Oggi
è il primo ottobre e la mia vita sta implodendo come un vecchio
palazzetto del ghiaccio abbandonato. Mi sento come una scia d’aereo che
nel cielo si disperde lentamente fino a confondersi completamente tra il
silenzio delle nuvole. Il vino brucia tutta la notte anche se poi la
mattina rimane sempre la stessa, terribilmente intatta.
Laura
non si è nemmeno voltata a buttarmi i suoi occhi ghiacciati per
l’ultima volta prima di attraversare la strada. Io invece l’ho inseguita
con lo sguardo fino all’ultimo, quando l’autobus l’ha inghiottita prima
di rombare via lontano da me.
Poi
più niente. Il suo profumo, il suo calore e la sua voce si sono
annullati nei miei pensieri come se non vi fossero mai entrati e da
condannato mi sono buttato nell’indifferenza generale di milioni di
persone tutte uguali, luci oblique, odori limpidi e sentimenti asettici.
Un bagno gelido di solitudine mi ha investito nell’immensità di questa
città ancora estiva.
Ho
buttato gli occhi al cielo senza vedere niente, solo minacciose nuvole
di bambagia immobili e tracce in dispersione: segnali che non so
interpretare. Passo dopo passo sono tornato verso la concretizzazione
del mio dolore. Nessun nome in testa, nessun viso nella memoria, solo
sconosciuti intorno a me e cemento, ferro e vetro, plastica e niente
più. Bottiglie opache buttate per strada come i ricordi di un ubriaco,
cocci di amori infranti abbandonati in ogni dove e polvere, solo un
sottile strato di polvere a coprire ogni cosa.
Poi un flash improvviso e davanti agli occhi un autoscatto di qualche anno fa.
Ci
ritrae insieme, sorridenti con la faccia coperta per metà dai capelli, i
suoi. Soffia un vento forte dal mare che alza milioni di finissimi
granelli di sabbia e sparge un odore salmastro ovunque. Un fresco sole
tardo primaverile, un anonimo lungomare alberato, qualche signora ancora
infagottata a passeggio e i nostri occhi pazzi, strizzati e felici.

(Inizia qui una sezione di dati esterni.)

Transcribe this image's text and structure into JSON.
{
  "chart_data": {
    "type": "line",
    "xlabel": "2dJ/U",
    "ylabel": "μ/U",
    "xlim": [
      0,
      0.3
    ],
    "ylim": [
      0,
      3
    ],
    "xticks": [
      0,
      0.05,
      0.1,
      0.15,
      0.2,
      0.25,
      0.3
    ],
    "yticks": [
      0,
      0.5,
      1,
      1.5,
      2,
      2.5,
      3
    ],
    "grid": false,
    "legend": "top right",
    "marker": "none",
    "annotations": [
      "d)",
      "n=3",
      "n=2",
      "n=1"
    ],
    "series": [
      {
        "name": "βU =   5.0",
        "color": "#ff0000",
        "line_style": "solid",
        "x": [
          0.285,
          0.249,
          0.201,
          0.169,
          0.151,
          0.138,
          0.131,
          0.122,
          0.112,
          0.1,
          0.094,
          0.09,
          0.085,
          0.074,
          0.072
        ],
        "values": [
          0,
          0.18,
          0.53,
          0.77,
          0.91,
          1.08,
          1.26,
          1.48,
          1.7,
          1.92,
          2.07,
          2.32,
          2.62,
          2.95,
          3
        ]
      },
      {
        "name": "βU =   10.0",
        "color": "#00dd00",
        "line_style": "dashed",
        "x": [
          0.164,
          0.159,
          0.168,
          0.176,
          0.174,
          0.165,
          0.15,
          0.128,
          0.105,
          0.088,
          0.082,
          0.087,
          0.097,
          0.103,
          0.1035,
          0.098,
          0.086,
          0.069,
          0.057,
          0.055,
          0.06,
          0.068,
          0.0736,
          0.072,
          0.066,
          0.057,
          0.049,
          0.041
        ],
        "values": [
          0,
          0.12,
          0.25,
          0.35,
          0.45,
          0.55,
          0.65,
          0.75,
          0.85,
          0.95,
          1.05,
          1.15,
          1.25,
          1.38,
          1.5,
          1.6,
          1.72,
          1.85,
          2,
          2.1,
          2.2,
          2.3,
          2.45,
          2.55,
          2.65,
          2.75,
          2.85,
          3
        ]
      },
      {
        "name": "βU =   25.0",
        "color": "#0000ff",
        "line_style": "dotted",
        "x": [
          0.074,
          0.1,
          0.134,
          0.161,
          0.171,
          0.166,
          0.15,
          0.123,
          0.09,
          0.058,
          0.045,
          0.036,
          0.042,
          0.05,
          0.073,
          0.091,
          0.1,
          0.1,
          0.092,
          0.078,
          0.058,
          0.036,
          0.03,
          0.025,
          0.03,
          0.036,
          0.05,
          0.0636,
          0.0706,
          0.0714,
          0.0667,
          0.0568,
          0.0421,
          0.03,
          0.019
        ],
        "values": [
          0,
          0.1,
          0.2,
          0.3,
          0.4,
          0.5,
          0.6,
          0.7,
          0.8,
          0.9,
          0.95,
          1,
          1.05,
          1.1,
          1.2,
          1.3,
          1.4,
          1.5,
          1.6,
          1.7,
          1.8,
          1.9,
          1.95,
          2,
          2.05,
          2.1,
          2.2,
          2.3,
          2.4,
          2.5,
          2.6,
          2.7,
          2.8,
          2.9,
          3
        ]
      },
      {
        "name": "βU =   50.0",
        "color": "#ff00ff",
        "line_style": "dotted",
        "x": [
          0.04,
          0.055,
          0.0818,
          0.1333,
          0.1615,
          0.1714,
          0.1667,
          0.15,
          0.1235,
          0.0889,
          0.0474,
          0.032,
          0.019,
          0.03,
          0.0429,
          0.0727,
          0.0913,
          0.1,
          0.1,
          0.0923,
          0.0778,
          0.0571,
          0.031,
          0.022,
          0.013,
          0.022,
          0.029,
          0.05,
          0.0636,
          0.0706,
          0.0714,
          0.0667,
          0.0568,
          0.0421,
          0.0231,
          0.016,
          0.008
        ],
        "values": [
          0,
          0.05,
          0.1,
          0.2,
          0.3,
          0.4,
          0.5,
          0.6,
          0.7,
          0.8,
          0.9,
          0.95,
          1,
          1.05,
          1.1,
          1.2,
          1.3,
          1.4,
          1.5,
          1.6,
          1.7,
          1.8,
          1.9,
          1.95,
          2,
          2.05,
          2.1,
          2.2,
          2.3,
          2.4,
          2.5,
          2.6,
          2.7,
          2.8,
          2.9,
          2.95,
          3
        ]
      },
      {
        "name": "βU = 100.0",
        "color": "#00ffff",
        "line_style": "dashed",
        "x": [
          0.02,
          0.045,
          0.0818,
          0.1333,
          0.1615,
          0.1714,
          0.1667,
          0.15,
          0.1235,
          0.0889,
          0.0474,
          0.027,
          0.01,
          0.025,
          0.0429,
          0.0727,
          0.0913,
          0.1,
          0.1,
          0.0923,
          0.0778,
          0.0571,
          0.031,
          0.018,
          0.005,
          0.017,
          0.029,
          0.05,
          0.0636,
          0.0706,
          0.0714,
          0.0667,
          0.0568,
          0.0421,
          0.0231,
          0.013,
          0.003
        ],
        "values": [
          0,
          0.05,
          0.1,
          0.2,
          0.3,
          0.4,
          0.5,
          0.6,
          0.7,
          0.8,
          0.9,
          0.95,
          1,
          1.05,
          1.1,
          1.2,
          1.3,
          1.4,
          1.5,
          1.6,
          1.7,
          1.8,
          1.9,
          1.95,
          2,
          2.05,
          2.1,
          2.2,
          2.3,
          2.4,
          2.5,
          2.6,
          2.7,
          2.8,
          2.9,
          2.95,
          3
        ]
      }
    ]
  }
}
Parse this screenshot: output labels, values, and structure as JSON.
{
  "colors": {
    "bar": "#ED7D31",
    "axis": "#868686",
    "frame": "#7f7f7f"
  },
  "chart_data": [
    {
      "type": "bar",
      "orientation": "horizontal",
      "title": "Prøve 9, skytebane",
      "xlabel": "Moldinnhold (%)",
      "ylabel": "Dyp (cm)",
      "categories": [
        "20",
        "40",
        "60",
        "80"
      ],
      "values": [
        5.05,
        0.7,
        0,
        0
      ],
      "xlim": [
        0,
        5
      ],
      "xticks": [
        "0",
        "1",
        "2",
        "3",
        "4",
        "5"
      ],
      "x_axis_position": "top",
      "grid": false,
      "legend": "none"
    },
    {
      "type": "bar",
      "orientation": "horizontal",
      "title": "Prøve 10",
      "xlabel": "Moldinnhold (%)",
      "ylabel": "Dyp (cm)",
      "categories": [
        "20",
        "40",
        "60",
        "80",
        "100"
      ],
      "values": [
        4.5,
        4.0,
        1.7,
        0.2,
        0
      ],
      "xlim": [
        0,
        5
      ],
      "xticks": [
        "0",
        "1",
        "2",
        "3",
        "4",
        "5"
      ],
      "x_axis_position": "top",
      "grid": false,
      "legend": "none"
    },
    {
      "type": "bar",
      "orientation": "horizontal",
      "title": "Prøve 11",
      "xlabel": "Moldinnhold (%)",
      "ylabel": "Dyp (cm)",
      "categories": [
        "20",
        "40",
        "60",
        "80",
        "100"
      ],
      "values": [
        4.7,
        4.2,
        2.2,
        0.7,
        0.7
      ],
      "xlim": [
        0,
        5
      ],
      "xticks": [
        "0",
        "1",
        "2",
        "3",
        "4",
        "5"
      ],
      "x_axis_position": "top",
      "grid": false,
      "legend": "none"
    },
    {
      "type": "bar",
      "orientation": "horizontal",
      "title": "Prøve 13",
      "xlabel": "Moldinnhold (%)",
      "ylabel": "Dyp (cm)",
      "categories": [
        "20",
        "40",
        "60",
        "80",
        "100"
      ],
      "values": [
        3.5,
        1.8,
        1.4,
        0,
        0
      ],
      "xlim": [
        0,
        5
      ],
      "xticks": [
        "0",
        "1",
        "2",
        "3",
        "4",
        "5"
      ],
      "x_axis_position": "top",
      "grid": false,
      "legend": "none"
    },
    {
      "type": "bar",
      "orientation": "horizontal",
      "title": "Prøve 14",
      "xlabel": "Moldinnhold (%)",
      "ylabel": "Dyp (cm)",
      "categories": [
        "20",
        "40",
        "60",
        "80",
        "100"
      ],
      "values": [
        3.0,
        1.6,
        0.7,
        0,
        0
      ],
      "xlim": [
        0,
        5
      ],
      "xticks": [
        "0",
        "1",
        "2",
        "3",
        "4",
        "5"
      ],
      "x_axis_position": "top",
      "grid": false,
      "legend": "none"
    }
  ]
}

Vent’anni di fantasie, milioni di sogni e un tappeto di possibilità si
srotolano ai nostri piedi, e noi, ebbri di vita e padroni di un nuovo
mondo, ci lanciamo spensierati sulle dolci note di mille desideri
urlando per la gioia fino a sputare le tonsille dal finestrino dell’auto
lanciata a tutta velocità tra le braccia del destino.
Era
il 2 giugno, non potrò mai dimenticarlo, quando qualche ora dopo lo
scatto di quell’istantanea, quel che restava di mio nonno se ne andava
per sempre in una camera da letto scura, triste e anonima mentre io
convincevo Laura a concedersi a me in una vecchia stanza presa in
affitto con due soldi.
Ricordo
l’odore di muffa che impregnava le lenzuola umide, le pareti irregolari
e gonfie vecchie di secoli con volte in mattoni, il pavimento di gelido
cotto scuro usurato e crepato che faceva dondolare il letto, la
finestra ammalorata affacciata sulla strada e i raggi di sole che
filtravano dai vetri per andare a baciare la sua pelle liscia e
profumata perfettamente sagomata distesa accanto a me. Un sogno in tre
dimensioni che potevo accarezzare e assaporare. E la presenza pesante di
quel povero vecchio crocifisso cupo appeso sopra la porta d’ingresso a
monito di un qualcosa che solo in seguito ho colto: l’inizio di qualcosa
coincideva con la fine di qualcuno. Quasi avessi pagato con un quarto
del mio sangue il prezzo della felicità di quel momento.
Poi
il veloce susseguirsi a ritroso delle stesse stagioni, dei medesimi
posti, volti e sensazioni in una sconcertante normalità. Una vita fatta
di giorni che iniziano con il bruno tramonto per terminare con fumose
albe scure condite da luci ed ombre, grasse risate e lacrime amare:
niente di più di una normale intensa quotidianità condivisa in ogni suo
attimo.
E
la lenta presa di consapevolezza di questo inesorabile ritorno, la sua
persona che mi sfugge lentamente, mi si allontana giorno dopo giorno
impercettibilmente fino a trovarla distante anni luce, accanto a me, nel
nostro letto comodo con le lenzuola pulite e profumate. Le persiane
chiuse al giorno, i singhiozzi masticati e le tracce di sale delle
lacrime asciugate. Quel silenzio insistente e pesante, quelle parole
spigolose e ruvide al posto delle carezze e dei sorrisi solo accennati, i
più dolci. Le vene che gonfiano di rancore le soffocanti e tediose
giornate che si srotolano intorno alle nostre vite ormai lontane.
Infine le porte del bus sbuffano e lei si confonde tra la gente.